JC / Railbird

Artistic License

Taking Liberties

Steve Haskin catalogs the various solecisms of “Secretariat,” including:

Penny, Lucien, and groom Eddie Sweat being in the stall for Secretariat’s birth was way too Hollywood and over the top, and was too far removed from reality for even a Disney movie; as was the jockeys for Secretariat’s first race at (“Aqueduct”) mounting and dismounting their horses in the backstretch (filmed at Evangeline Downs), directly outside the barn. That’s something you’d see in a low budget 1930’s movie. Also, the shot of Penny, Lucien, and Sweat dancing and hip-bumping and Penny washing down Secretariat with no one holding the horse were a bit too much, as was Eddie Sweat standing on the track on the eve of the big race, shouting to the heavens about what the world was about to see.
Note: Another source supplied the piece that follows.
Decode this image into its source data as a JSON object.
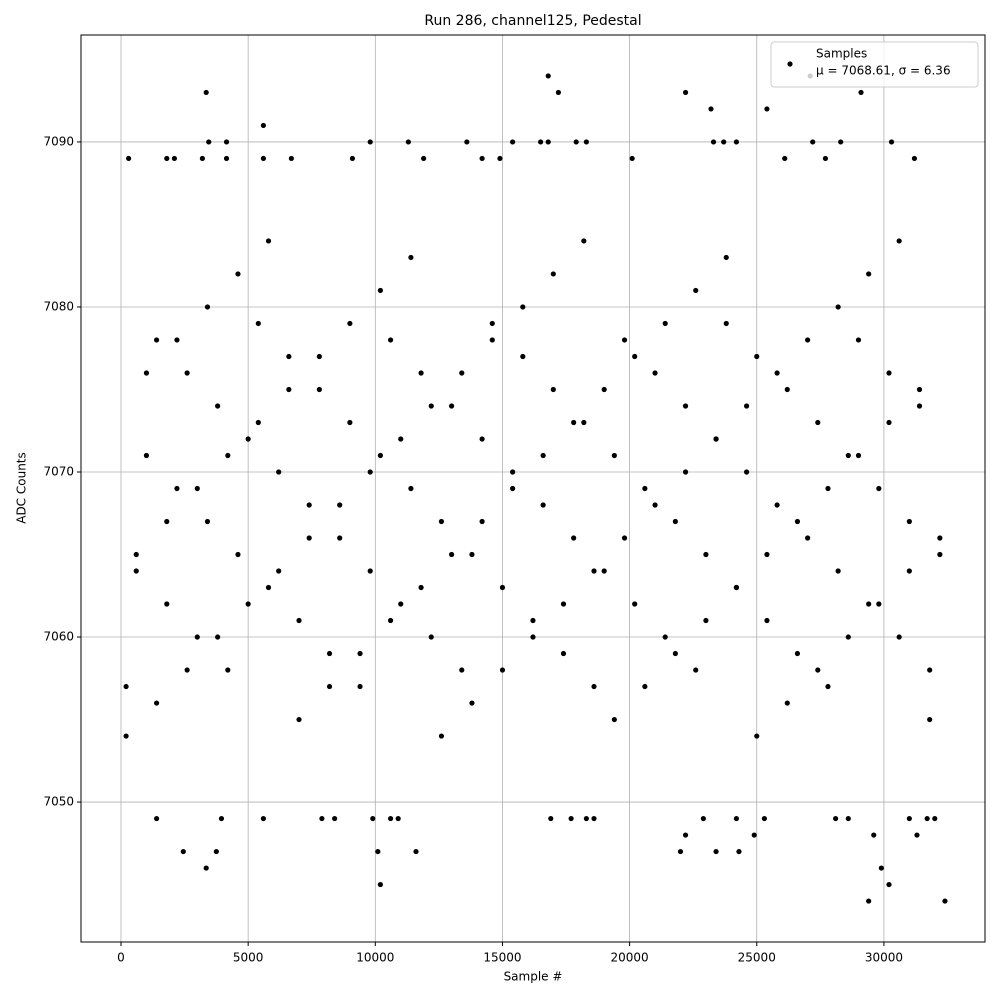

On the positive side: The “kinetic” racing scenes draw Haskin’s raves.

The Arc Is True

The Baltimore Sun talks with William Nack about “Secretariat,” the movie:

Last month, over the phone from his home in Chevy Chase, he said that “the arc of the movie is accurate. Penny took over the horse farm when her father was dying, and left her family and went East to run the career of this racehorse. It made her and her husband estranged; she had a very difficult time. But she managed to start another life. She ended up blending in well with the Establishment, and she was much admired. That is the guts of the movie — and it’s all true.”

Beyond that, Nack said, [director Randall Wallace] got the pastoral and the prickly textures right.

A neat elision, on Nack’s part, re: the details that maybe aren’t so accurate.